The depths of poverty: Irene's Rwandan journey (1/2)
I am a mother of two children: a 16-year-old boy and a 12-year-old girl. I did not have access to public secondary education because of the regional and ethnic situation at the time of my childhood. My parents were very poor, and we didn’t even have access to basic necessities. Nor could they afford to pay for me to go to a private school, despite the good level I had reached. Without an education, my future was already looking bleak, I couldn’t see what to do. I asked my parents for permission to go and work as a domestic worker to earn money.
I was hired as a maid in the house of a director of a transport company. He paid me 4,000 francs, in addition to food and lodging. It was a lot at the time and I saw my dream come true. I sent all my salary to my mother, believing that she would keep it for me and my childhood project to build a house. After three months, my boss sent me to work as a housemaid with his friend who had just been appointed as Ambassador to Ethiopia. We spent a year there before returning to Rwanda, as my boss had just been called to other duties.
All my salary was once again sent to my mother, I thought I had saved enough to start building my home. I went home to negotiate with the masons, but to my surprise, my mother told me that all the money had been spent on food for my brothers and sisters. In other words, I had just spent all this time working for nothing. I decided to stop working to devote myself to farm work.
After five years, I was married to a man who gave me a son. This man stayed with me for a year and repudiated me on the grounds that he received no gifts from my family. I had nowhere else to go back to except to my parents. With two more mouths to feed, in indescribable poverty, my mother began to accuse me of all the evils of the world. My future and my son’s were once again in jeopardy.
After my son was weaned, I left him with my mother and went looking for a job. I was hired as a waitress in a bar. I came home every night with some money. Because of this, my mother began to calm down. But my salary wasn’t enough to meet all the family needs. I had to look for men to go with to earn a little more. That’s how I gradually became every man’s woman.
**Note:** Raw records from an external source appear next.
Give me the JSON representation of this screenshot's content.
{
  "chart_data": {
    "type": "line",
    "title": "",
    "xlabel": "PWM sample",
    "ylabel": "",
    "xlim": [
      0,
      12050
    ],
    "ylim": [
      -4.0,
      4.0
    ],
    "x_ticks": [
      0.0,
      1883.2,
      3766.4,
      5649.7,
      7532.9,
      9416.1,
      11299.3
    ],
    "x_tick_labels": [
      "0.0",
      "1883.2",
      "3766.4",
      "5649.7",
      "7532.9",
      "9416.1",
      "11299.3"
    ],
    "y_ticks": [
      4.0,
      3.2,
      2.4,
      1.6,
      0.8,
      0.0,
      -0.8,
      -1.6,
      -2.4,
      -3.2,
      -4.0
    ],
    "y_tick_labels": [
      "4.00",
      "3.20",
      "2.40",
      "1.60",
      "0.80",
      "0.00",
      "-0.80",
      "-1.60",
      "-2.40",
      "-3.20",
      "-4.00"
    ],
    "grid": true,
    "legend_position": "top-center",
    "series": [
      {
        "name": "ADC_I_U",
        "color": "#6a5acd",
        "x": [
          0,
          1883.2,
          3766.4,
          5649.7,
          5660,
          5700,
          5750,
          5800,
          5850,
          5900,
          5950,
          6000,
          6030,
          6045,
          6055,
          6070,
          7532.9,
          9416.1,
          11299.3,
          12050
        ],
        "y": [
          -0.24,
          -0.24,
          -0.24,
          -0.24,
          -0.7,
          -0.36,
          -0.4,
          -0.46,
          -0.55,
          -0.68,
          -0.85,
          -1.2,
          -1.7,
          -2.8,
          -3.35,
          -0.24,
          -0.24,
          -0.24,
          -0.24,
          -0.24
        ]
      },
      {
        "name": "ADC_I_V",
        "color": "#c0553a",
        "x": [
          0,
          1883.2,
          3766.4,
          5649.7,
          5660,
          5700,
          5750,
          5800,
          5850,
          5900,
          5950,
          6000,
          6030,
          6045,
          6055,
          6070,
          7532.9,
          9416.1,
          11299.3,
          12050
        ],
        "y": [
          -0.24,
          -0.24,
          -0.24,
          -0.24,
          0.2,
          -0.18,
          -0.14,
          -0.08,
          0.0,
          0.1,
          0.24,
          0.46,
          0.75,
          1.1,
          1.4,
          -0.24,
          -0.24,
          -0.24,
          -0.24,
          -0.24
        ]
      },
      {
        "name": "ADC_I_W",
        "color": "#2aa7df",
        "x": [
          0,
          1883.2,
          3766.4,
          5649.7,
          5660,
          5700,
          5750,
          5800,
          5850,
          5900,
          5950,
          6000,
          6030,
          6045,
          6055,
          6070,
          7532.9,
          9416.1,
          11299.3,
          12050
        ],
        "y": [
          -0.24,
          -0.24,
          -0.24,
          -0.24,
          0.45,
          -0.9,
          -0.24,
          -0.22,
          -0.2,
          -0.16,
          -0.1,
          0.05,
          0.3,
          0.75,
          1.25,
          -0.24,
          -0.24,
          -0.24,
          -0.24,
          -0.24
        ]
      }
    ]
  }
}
In 1992 I became pregnant from a man who seemed to be sympathetic to my plight and offered to take me out of prostitution. He is the father of my daughter. But he fled to Congo in 1994 and I never saw him again.
After the war, it seemed that all the men had gone mad. They drank beer and sought women as if they had just come back to life. It was an opportunity for me to take advantage of. A former customer opened a bar and hired me as a waitress. It was my official job title. With my salary and what I received from the men, I was able to save 1,200,000 francs to open my own bar. Business was good, money was flowing. With the profits and part of the capital, I decided to build a three-bedroom house and annexes at home.
I had just made a serious mistake, as my assets were, in the end, nothing more than empty crates and broken glasses. Business was inevitably going from bad to worse by the day, taxes and rent were becoming increasingly unbearable. I had to close the bar and go home and set aside the balance of my account for food for the whole family. I was able to do this for a year. Then, when my pockets were empty and I was unable to buy anything, my mother forgot all I had done for her.
She ordered me to send my children to their fathers. But where were they? Why separate me from my children? Who else would take better care of them than me? What a wicked mother! Lord, may I never become like her!